Un día, pedí como devoir una redacción sobre la pequeña y trillada anécdota de Alfredo vigilando el pan en la cabaña de un pastor. La mayoría de alumnas lo convirtieron en un ejercicio singular, en el que imperaba la brevedad; las redacciones eran ininteligibles en su mayor parte; sólo las de Sylvie y Léonie Ledru traslucían cierto grado de comprensión y coherencia. Eulalie, por su parte, había dado con un inteligente recurso para asegurar la exactitud y ahorrarse trabajo al mismo tiempo: de algún modo había logrado acceder a una historia resumida de Inglaterra y había copiado la anécdota palabra por palabra.
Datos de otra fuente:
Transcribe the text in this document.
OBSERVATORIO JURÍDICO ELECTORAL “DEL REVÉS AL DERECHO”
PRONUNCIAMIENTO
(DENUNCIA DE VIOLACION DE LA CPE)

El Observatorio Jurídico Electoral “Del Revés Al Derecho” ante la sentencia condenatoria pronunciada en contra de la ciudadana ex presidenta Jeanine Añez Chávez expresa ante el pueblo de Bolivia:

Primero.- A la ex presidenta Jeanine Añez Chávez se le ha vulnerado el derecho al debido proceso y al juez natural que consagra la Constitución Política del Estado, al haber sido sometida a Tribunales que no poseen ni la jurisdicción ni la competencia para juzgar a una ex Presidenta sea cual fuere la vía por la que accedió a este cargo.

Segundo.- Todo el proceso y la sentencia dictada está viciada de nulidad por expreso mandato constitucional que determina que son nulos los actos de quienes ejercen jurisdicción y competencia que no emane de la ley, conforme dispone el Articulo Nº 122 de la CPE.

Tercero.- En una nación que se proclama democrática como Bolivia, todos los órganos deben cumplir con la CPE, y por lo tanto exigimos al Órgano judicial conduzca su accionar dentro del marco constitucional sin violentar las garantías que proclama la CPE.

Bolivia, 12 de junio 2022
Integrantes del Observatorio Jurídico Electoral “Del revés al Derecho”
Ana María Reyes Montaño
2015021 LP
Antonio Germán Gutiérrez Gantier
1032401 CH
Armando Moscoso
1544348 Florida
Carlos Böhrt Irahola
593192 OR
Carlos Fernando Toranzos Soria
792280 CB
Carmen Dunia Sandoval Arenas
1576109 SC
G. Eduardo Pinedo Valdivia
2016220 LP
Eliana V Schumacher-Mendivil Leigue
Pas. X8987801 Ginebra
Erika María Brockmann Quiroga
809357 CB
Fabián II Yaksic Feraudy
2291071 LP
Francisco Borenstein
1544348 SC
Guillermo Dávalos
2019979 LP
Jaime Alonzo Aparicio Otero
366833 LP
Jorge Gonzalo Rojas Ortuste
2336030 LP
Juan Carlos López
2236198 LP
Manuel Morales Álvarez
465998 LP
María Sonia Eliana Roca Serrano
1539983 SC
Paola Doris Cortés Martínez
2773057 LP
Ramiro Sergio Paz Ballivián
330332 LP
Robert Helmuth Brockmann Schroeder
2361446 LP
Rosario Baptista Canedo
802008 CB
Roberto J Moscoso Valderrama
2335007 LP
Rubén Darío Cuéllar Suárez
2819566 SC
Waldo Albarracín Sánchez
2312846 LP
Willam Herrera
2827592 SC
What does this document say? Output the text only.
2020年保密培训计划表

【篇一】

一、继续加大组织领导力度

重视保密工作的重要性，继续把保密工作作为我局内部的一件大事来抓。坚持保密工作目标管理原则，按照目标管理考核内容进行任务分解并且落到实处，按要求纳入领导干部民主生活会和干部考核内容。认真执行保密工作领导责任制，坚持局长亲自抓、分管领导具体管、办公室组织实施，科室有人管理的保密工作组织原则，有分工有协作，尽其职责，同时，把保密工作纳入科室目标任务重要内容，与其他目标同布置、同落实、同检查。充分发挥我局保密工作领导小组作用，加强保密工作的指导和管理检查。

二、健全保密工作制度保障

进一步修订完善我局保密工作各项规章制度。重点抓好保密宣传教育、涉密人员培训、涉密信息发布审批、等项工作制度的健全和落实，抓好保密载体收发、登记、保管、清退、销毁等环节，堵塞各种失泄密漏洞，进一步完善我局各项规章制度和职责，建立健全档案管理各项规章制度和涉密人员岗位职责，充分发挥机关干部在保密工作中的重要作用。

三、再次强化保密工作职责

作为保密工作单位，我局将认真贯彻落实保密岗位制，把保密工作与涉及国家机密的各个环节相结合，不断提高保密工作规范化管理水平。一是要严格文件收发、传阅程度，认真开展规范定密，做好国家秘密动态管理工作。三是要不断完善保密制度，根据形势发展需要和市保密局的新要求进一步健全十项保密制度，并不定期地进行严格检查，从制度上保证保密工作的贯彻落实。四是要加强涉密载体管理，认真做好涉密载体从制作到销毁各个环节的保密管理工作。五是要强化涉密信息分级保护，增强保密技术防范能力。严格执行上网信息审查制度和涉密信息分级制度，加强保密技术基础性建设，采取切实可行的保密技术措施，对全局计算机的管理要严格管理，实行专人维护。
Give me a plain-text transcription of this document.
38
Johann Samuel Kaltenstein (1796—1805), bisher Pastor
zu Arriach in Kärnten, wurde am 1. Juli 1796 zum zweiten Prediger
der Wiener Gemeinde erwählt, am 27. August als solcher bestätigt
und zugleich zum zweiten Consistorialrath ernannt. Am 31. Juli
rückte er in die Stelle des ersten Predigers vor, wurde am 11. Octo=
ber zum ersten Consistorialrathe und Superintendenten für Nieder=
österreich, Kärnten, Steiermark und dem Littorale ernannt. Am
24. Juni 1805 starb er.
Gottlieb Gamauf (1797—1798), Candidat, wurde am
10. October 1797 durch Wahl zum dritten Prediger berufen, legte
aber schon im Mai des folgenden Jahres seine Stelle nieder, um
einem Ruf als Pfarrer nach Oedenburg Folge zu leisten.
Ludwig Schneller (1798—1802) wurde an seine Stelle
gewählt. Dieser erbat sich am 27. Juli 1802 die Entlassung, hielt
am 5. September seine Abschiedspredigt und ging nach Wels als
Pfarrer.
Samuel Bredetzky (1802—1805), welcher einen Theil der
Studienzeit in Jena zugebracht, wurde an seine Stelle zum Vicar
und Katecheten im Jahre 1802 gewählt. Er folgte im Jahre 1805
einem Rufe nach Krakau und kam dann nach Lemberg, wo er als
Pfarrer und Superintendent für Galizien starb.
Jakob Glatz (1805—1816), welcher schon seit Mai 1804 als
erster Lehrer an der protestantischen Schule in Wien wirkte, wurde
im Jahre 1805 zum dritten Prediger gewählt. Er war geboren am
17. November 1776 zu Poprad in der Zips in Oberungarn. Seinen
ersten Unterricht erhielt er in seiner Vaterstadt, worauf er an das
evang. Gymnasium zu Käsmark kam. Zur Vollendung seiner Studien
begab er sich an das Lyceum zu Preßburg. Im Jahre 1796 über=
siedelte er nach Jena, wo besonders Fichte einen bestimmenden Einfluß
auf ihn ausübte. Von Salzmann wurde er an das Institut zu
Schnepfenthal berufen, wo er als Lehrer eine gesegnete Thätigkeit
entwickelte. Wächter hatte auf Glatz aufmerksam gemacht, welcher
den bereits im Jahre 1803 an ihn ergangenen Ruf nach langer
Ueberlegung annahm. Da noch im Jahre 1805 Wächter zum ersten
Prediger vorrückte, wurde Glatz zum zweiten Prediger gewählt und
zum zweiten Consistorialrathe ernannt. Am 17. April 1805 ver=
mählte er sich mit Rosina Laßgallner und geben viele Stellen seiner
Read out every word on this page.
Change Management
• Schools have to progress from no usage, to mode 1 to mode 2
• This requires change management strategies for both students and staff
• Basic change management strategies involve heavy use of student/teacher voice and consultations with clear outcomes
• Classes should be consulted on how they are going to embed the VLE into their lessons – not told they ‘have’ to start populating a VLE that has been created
Escribí en el margen de su trabajo y luego lo rompí en dos pedazos. Al final del montón de devoirs de una sola hoja, encontré uno que tenía varias, escritas con pulcritud y cosidas. Conocía la letra, por lo que prácticamente no necesité mirar la firma, «Frances Evans Henri», para confirmar mis conjeturas sobre la identidad de la autora. 

Solía corregir los deberes por la noche en mi habitación, escenario habitual de esa tarea, que hasta entonces me había resultado realmente gravosa, y me pareció extraño notar que crecía en mí un interés incipiente cuando despabilé la vela y me dispuse a leer el manuscrito de la pobre maestra.